Faced with long waits and such huge investments, fleet operators are often forced to abandon or stagger their electrification plans. It’s highly restrictive and can leave them juggling more complex fleet management, as any potential schedule for electric vehicle upgrades is dictated by when the depot will finally get more power.
A winning strategy
Despite these very real challenges, HGV operators can find creative ways to remove the roadblocks and accelerate their journey to an electric fleet. One excellent workaround for long upgrade queues is to leverage the full capacity of the existing connection. By installing battery energy storage systems (BESS), fleet operators can stockpile energy from the grid when the depot is quiet, and deploy battery and grid power together to charge electric vehicles when they return. Ideally, adding renewable generation to the mix reduces the reliance on grid power, and lowers both energy costs and emissions.
Where there isn’t the readiness to invest in power infrastructure – or the depot space for BESSs or renewables – operators could consider partnership with energy developers. This is particularly beneficial in areas with significant renewable or redevelopment potential, where generators and demand customers can link up via a private electricity microgrid. This provides generators with a direct customer, and the customer with an enhanced supply for its depot, with both parties saving vast distribution use-of-system charges over the project’s lifetime.
While a small microgrid project could leverage existing grid connections, partnering with a generator could also improve the timescale for a much larger connection or upgrade offer. Under Ofgem’s TMO4+ reforms, connections are prioritised for generation projects that are both ‘ready and needed’. In practice, this means that certain generation projects are likely to receive connection dates far ahead of anything a lone demand customer could obtain.

Less of a long haul
However, planning and delivering creative grid connection and microgrid projects takes deep expertise, and flexibility not available from DNOs. That’s why working with independent distribution network operators (IDNOs) and connection providers (ICPs) is an essential component of unblocking electrification.

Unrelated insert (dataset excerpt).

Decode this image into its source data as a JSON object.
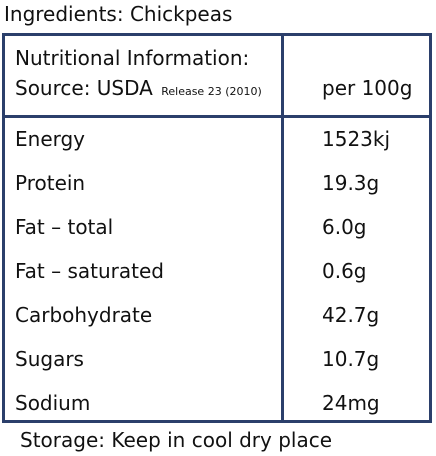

IDNOs enable fleet operators to tap into the expertise and innovation they need to solve depot power challenges, and accelerate the route to fleet electrification. We can propose and accept a wider range of technical solutions than DNOs, allowing novel approaches that may save time, money, or space – for example through a more compact substation in the depot.
There’s a further, often significant cost benefit. As IDNOs ‘adopt’ the distribution assets, taking them into ownership after they have been commissioned and energised, they will make a capital contribution to the project, lowering the up-front costs. IDNOs can also support fleet electrification plans through phased power upgrades, an ideal way to gain capacity to match your own electrification schedule, and avoid paying for huge connections that aren’t yet being fully used.
Not all IDNOs are equal, however, and few have the expertise to deliver advanced infrastructure projects such as microgrids and private networks. Choosing the right partner is essential to getting the best electrification outcome; balancing time and cost against the undoubted benefits of moving to an electric fleet.